Montalbano stepped out in a hurry. What he thought he’d just seen in the rear-view mirror, when passing by, turned out to be true: the scrap of paper with the telephone number was still under the windscreen wiper. Nobody’d touched it.

‘I don’t like it,’ the inspector said to Gallo, who was now standing next to him. He started walking down the drive. The house must have been recently built; the grass in front was still burned from the lime. There was also a stack of new tiles in a corner of the yard. Montalbano carefully examined the shuttered windows. No light was filtering out.

He went up to the front door and rang the doorbell He waited a short while, then rang again. ‘Do you know whose house this is?’ ‘No, Chief.’

What should he do? Night was falling and he could feel the beginnings of fatigue. Their pointless, exhausting day was starting to weigh on him.

‘Let’s go,’ he said. Then he added, in a vain attempt at convincing himself, I’m sure they called.’

Gallo gave him a doubtful look, but didn’t open his mouth.

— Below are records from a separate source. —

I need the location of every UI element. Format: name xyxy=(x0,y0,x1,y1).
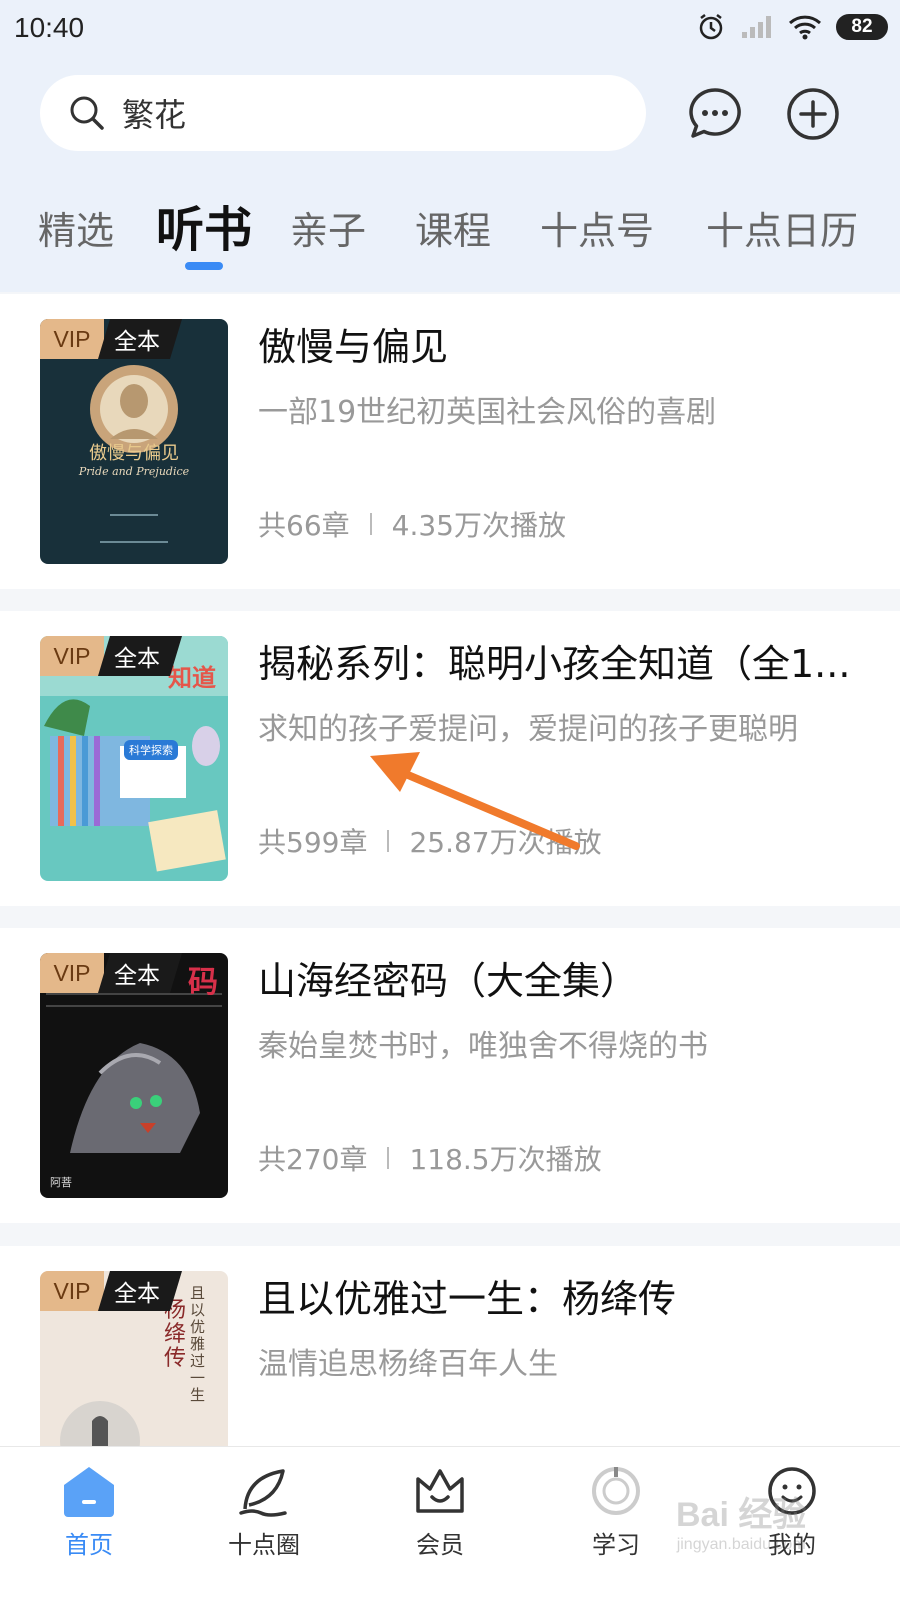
battery-indicator: 82 xyxy=(836,14,888,40)
message-button[interactable] xyxy=(687,86,743,142)
book-meta: 共270章 118.5万次播放 xyxy=(258,1138,602,1178)
cover-author: 阿菩 xyxy=(50,1176,72,1189)
book-badge: VIP 全本 xyxy=(40,636,182,676)
complete-badge: 全本 xyxy=(98,1271,182,1311)
book-card[interactable]: 知道 科学探索 VIP 全本 揭秘系列：聪明小孩全知道（全1... 求知的孩子爱… xyxy=(0,611,900,906)
search-icon xyxy=(70,96,104,130)
cover-title: 且以优雅过一生 xyxy=(190,1284,206,1404)
status-bar: 10:40 82 xyxy=(0,0,900,60)
book-description: 秦始皇焚书时，唯独舍不得烧的书 xyxy=(258,1029,708,1064)
book-title[interactable]: 傲慢与偏见 xyxy=(258,316,860,371)
cover-title: 傲慢与偏见 xyxy=(89,443,179,464)
home-icon xyxy=(64,1467,114,1517)
play-count: 25.87万次播放 xyxy=(409,826,602,859)
play-count: 118.5万次播放 xyxy=(409,1143,602,1176)
tab-parenting[interactable]: 亲子 xyxy=(290,200,366,255)
meta-divider xyxy=(387,1147,390,1169)
book-cover[interactable]: 知道 科学探索 VIP 全本 xyxy=(40,636,228,881)
cover-title: 码 xyxy=(188,965,218,1000)
book-meta: 共599章 25.87万次播放 xyxy=(258,821,602,861)
nav-member[interactable]: 会员 xyxy=(380,1465,500,1585)
chat-bubble-icon xyxy=(689,88,741,138)
nav-circle[interactable]: 十点圈 xyxy=(204,1465,324,1585)
book-badge: VIP 全本 xyxy=(40,319,182,359)
crown-icon xyxy=(416,1469,464,1513)
signal-icon xyxy=(742,16,771,38)
chapter-count: 共66章 xyxy=(258,509,350,542)
vip-badge: VIP xyxy=(40,953,104,993)
vip-badge: VIP xyxy=(40,319,104,359)
add-button[interactable] xyxy=(785,86,841,142)
chapter-count: 共599章 xyxy=(258,826,368,859)
book-description: 温情追思杨绛百年人生 xyxy=(258,1347,558,1382)
active-tab-indicator xyxy=(185,262,223,270)
nav-home[interactable]: 首页 xyxy=(29,1465,149,1585)
category-tabs: 精选 听书 亲子 课程 十点号 十点日历 xyxy=(0,190,900,280)
meta-divider xyxy=(387,830,390,852)
book-description: 求知的孩子爱提问，爱提问的孩子更聪明 xyxy=(258,712,798,747)
watermark-logo: Bai 经验 xyxy=(676,1496,807,1534)
nav-study-label: 学习 xyxy=(592,1531,640,1559)
nav-home-label: 首页 xyxy=(65,1531,113,1559)
tab-featured[interactable]: 精选 xyxy=(38,200,114,255)
leaf-icon xyxy=(239,1469,287,1517)
book-title[interactable]: 山海经密码（大全集） xyxy=(258,950,860,1005)
book-description: 一部19世纪初英国社会风俗的喜剧 xyxy=(258,395,717,430)
chapter-count: 共270章 xyxy=(258,1143,368,1176)
book-card[interactable]: 码 阿菩 VIP 全本 山海经密码（大全集） 秦始皇焚书时，唯独舍不得烧的书 共… xyxy=(0,928,900,1223)
play-count: 4.35万次播放 xyxy=(391,509,566,542)
nav-circle-label: 十点圈 xyxy=(228,1531,300,1559)
book-badge: VIP 全本 xyxy=(40,953,182,993)
book-badge: VIP 全本 xyxy=(40,1271,182,1311)
tab-shidian-calendar[interactable]: 十点日历 xyxy=(706,200,858,255)
meta-divider xyxy=(369,513,372,535)
book-cover[interactable]: 傲慢与偏见 Pride and Prejudice VIP 全本 xyxy=(40,319,228,564)
book-title[interactable]: 揭秘系列：聪明小孩全知道（全1... xyxy=(258,633,860,688)
watermark: Bai 经验 jingyan.baidu.com xyxy=(676,1487,806,1554)
book-card[interactable]: 傲慢与偏见 Pride and Prejudice VIP 全本 傲慢与偏见 一… xyxy=(0,294,900,589)
complete-badge: 全本 xyxy=(98,319,182,359)
vip-badge: VIP xyxy=(40,1271,104,1311)
book-cover[interactable]: 码 阿菩 VIP 全本 xyxy=(40,953,228,1198)
search-bar[interactable]: 繁花 xyxy=(40,75,646,151)
complete-badge: 全本 xyxy=(98,953,182,993)
cover-subtitle: Pride and Prejudice xyxy=(78,465,190,478)
bottom-nav: 首页 十点圈 会员 学习 我的 Bai 经验 jingyan.baidu.com xyxy=(0,1446,900,1600)
vip-badge: VIP xyxy=(40,636,104,676)
book-title[interactable]: 且以优雅过一生：杨绛传 xyxy=(258,1268,860,1323)
status-time: 10:40 xyxy=(14,12,85,43)
study-icon xyxy=(592,1467,640,1515)
tab-courses[interactable]: 课程 xyxy=(415,200,491,255)
complete-badge: 全本 xyxy=(98,636,182,676)
nav-study[interactable]: 学习 xyxy=(556,1465,676,1585)
book-meta: 共66章 4.35万次播放 xyxy=(258,504,566,544)
tab-audiobooks[interactable]: 听书 xyxy=(156,190,252,260)
search-text: 繁花 xyxy=(122,96,187,134)
alarm-icon xyxy=(699,14,723,40)
watermark-url: jingyan.baidu.com xyxy=(676,1536,806,1553)
plus-circle-icon xyxy=(787,88,839,140)
wifi-icon xyxy=(788,15,822,40)
nav-member-label: 会员 xyxy=(416,1531,464,1559)
tab-shidian-account[interactable]: 十点号 xyxy=(540,200,654,255)
header-area: 10:40 82 繁花 精选 听书 亲子 课程 十点号 十点日历 xyxy=(0,0,900,292)
cover-subtitle: 科学探索 xyxy=(124,740,178,760)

Gallo wasn’t even invited into headquarters. The inspector had sent him immediately home to rest. His second-in-command, Mimi Augello, wasn’t in; he’d been summoned to report to the new commissioner of Montelusa, Luca Bonetti-Alderighi, a young and testy native of Bergamo who in the course of one month had succeeded in creating knife-blade antipathies all around him.

‘The commissioner was upset you weren’t in Vigata,’ said Fazio, the sergeant he was closest to. ‘So Inspector Augello had to go in your place.’

‘Had to go?’ the inspector retorted. ‘He probably just saw it as a chance to show off !’

He told Fazio about their accident that morning and asked him if he knew who owned the house. Fazio didn’t, but promised his superior that he’d go to the town hall the following morning and find out.

‘By the way, your car’s in our garage.’

Before going home, the inspector interrogated Catarella.

‘Try hard to remember. Did anyone happen to call about a car we ran into?’ No calls.

‘Let me try and understand a minute,’ Livia said angrily by phone from Boccadasse, Genoa.

‘What’s to understand, Livia? As I said, and now repeat, Francois’s adoption papers aren’t ready yet.

Some unexpected problems have come up, and I no longer have the old commissioner behind me always smoothing everything out. We have to be patient.’

‘I wasn’t talking about the adoption,’ Livia said icily.

‘You weren’t? Then what were you talking about?’

‘Getting married,, that’s what. We can certainly get married while the problems of the adoption are being worked out. The one thing does not depend on the other.’

‘No, of course not,’ said Montalbano, who was beginning to feel harried and cornered.

‘Now I want a straight answer to the following question’ Livia went on, implacably. ‘Supposing the adoption isn’t possible: what will we do? Will we get married anyway, in your opinion, or won’t we?’

A sudden, loud thunderclap gave him a way out.

‘What was that?’

‘Thunder. There’s a terrible stor—’ He hung up and pulled out the plug.